It doesn’t snow very often in Chelsea, but Made In Chelsea star Louise Thompson was keen to pick up some tips on winter driving before heading off for this winter’s ski season.
Louise was invited to the Tamworth Snowdrome, an indoor ski slope, by Volvo for a demonstration of the benefits of winter tyres when driving in snow. Two identical Volvo V40 D2 hatchbacks were prepared for the star — one on standard fit summer tyres, and one with winter tyres.
The results were enough to dispel any remaining doubts about the advantages of fitting winter tyres. During the test, Louise struggled to hit the five-metre mark on standard rubber but comfortably cruised past the 100-metre marker and continued on towards the summit as soon as she switched into the car fitted with winter tyres.

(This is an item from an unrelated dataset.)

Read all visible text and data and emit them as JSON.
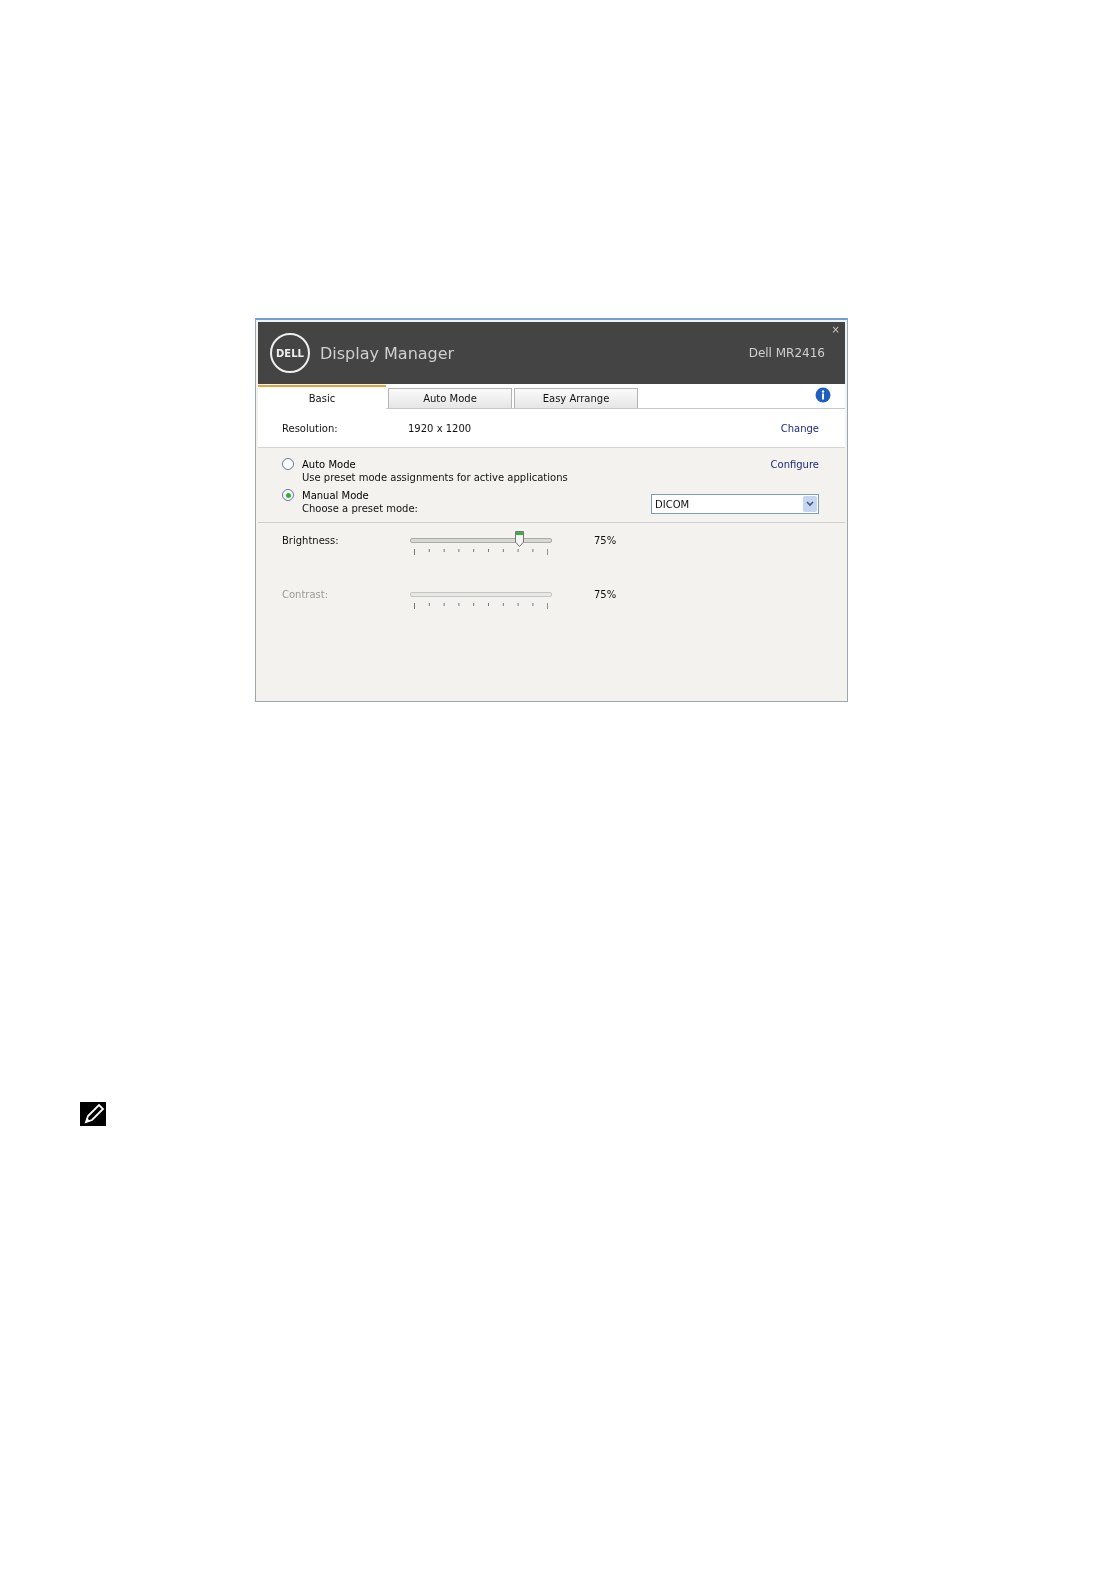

“I’m amazed that it makes such a difference,” she said. “One of the cars has amazing grip and can get all the way to the top, while the other can barely move, so if you’re going to be driving in the snow, I definitely think it’s important to have winter tyres.”
Winter tyres are at their most effective when temperatures drop below seven degrees. With the Met Office having recorded average temperatures for winter 2012 of just 3.3 degrees, winter tyres could have a huge role to play in reducing accidents and enhancing road safety.
They use a softer rubber compound than standard tyres which helps them stay more flexible in cold weather. As a result, they can grip the road surface far more effectively, retaining stability and traction, and boosting driver confidence that the car is able to cope with the conditions.
To put it into numbers, if a car is travelling at just 19mph on ice, winter tyres can reduce the average braking distance from 68 metres to 57 metres, while at 30mph on snow the figure falls from 43 metres to 35 metres.
A temporary alternative
While Louise was at the Snowdrome, she also tried driving up the slope in a V40 fitted with summer tyres and snow socks. These performed admirably and allowed her to cruise up the ski slope with relative ease — but it’s important to remember that they are a short term alternative that rapidly wears out when used on tarmac and requires fitting at the roadside when it’s cold, snowy and probably dark.
What’s more, snow socks don’t offer any of the benefits provided by winter tyres in cold, wet, sludgy or icy conditions — all of which are typical in British winters, even when it doesn’t snow.
Nick Connor, Volvo Car UK managing director said:
“We wanted to demonstrate, in the most severe conditions possible, the effectiveness of having winter tyres or snow socks fitted to your car. There’s definitely a degree of scepticism out there about how useful they can be, but this test dispels the myths once and for all.”
Winter tyres and snow socks could help reduce the 5,000 accidents the Department for Transport says were caused by treacherous winter weather in 2012. For drivers who have to drive regularly in winter, regardless of weather conditions, they really make sense — although if your summer tyres are nearly worn out, I’d be tempted to choose a set of all-season tyres, such as Goodyear Vector 4Seasons — which can stay on your wheels all year round and will provide a good balance of performance in winter and summer conditions. It’s what I do.